Page last updated at 10:38 GMT, Friday, 2 October 2009 11:38 UK

House prices 'back to 2008 level'

Nationwide's Martin Gahbauer: "I think the rate of increase is going to slow down"

UK house prices have now recovered to the same level as a year ago, according to the latest figures from the Nationwide.

The average price of a home last month rose by 0.9% to £161,816, almost identical to September 2008.

The building society said house prices had now risen for five months in a row.

However, the nation's homeowners continued to pay off more of their mortgages between April and June, according to the Bank of England.

A further £7bn was added to people's equity in the country's housing stock, as homeowners accelerated the repayment of their home loans, or put down bigger deposits when taking out a new mortgage.

An extra £29bn has now been added to the value of their stake in the UK's housing wealth since the summer of 2008, a process triggered by last year's sudden slump in house prices.

graph shows uk house prices since January 2007

The further injection of equity has partly reversed the previous trend, which saw home owners cashing in on the rising value of their properties by expanding their mortgages to finance other spending.

More than £300bn was borrowed this way between the start of the decade and early 2008.

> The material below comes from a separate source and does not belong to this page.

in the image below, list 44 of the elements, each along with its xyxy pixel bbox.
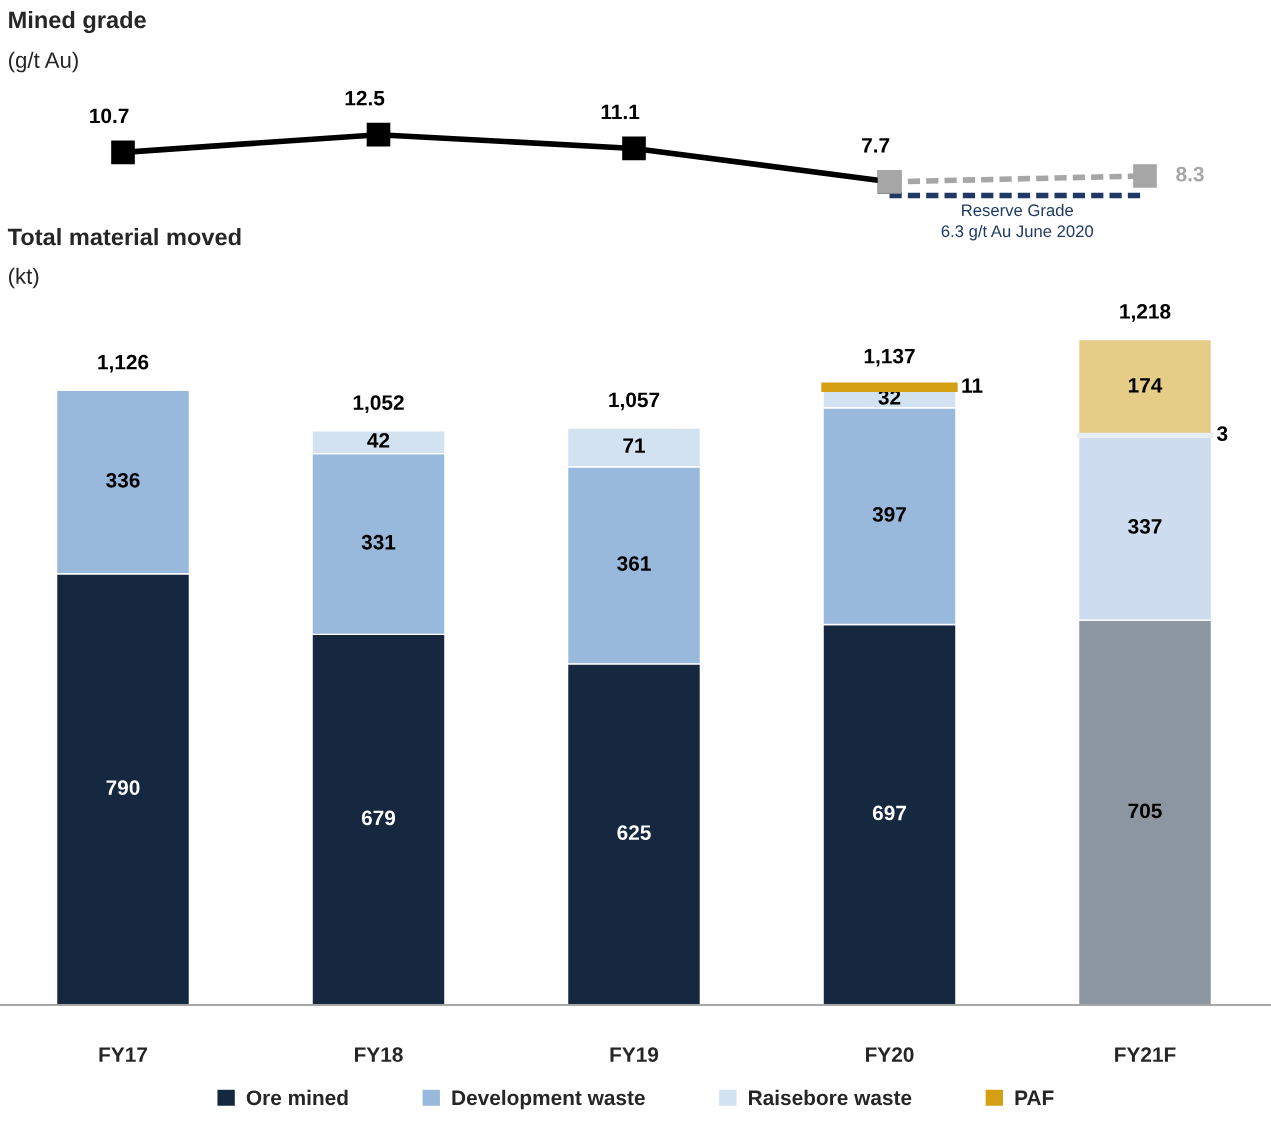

It doesn't matter if it's gone up or down a little bit, it's still a lot more expensive than it was five years ago
Valkyrie woody, Burton on Trent

The Nationwide warned that the recent house price increases were unlikely to continue at their present rate, especially if more properties come on to the market.

"The most intense phase of the recession and financial crisis has probably passed," said Martin Gahbauer, the Nationwide's chief economist.

"However, given that the housing market still faces considerable headwinds in the form of high unemployment, restrictive credit conditions and an impending withdrawal of the stamp duty holiday, it would be surprising to see house prices continuing to increase at the very strong rate seen in recent months," he added.

Figures from the financial information company Moneyfacts show that mortgage rationing is still in full force.

The number of mortgage deals available with between 0% and 40% deposits rose by just 4 in the last month, to 1,290.

Of these, the proportion requiring at least a 25% deposit has gone up up from 64% to 66%.

By contrast, as late as December last year, only 43% of the deals needed such a large down payment.

In addition, there were still 402 mortgage offers that needed only a 10% deposit - now there are just 101.

Remaining cautious

The Nationwide said price rises had been particularly vigorous in the past few months.

In the three months to September they rose by 3.8% compared to the average level in the previous three months - the biggest rise on this measure since August 2004.

The more fundamental reason why prices might start falling again is that, by most measures, they are still significantly over-valued
Stephanie Flanders, BBC economics editor

Mr Gahbauer said another reason to remain cautious about the outlook for house prices was that turnover in the market was still well below normal levels.

The Nationwide calculates that housing turnover - the percentage of private sector housing stock changing hands on an annualised basis - now stands at almost 4%.

This is still significantly lower than the rate of between 7% and 8% recorded before the downturn in the housing market.

David Smith, of property consultancy Carter Jonas, said anyone hoping to sell now had a "window of opportunity" that might soon shut.

"We have to expect more turbulence ahead, specifically as a result of rising unemployment and interest rates," he said.

"This toxic combination will bring more property on to the market as people struggle to meet their repayments, which will apply downward pressure on prices and potentially reverse the recent trend, at least for a time," he added.

'Accidental landlords'

Another factor that might depress house prices again would be if "accidental landlords" now decided to sell their homes instead of letting them to tenants, the Nationwide said.

"The downturn in housing turnover over the last two years has prompted many home movers to let their old properties out rather than sell," said Mr Gahbauer.

"The surge in so-called 'accidental landlords' has limited the supply of property in the sales market and increased the stock of homes available to let.

"Over recent months the increase in 'accidental landlords' seems to have tapered off, which may indicate that some of this elevated rental supply is returning to the sales market, with possible negative implications for house prices," he said.

The Royal Institution of Chartered Surveyors (Rics) agreed.

"The recent turnaround has been surprisingly strong," said Brigid O'Leary, an economist at Rics.

"An increase in property for sale would improve transaction levels but could also put some renewed downward pressure on house prices," she added.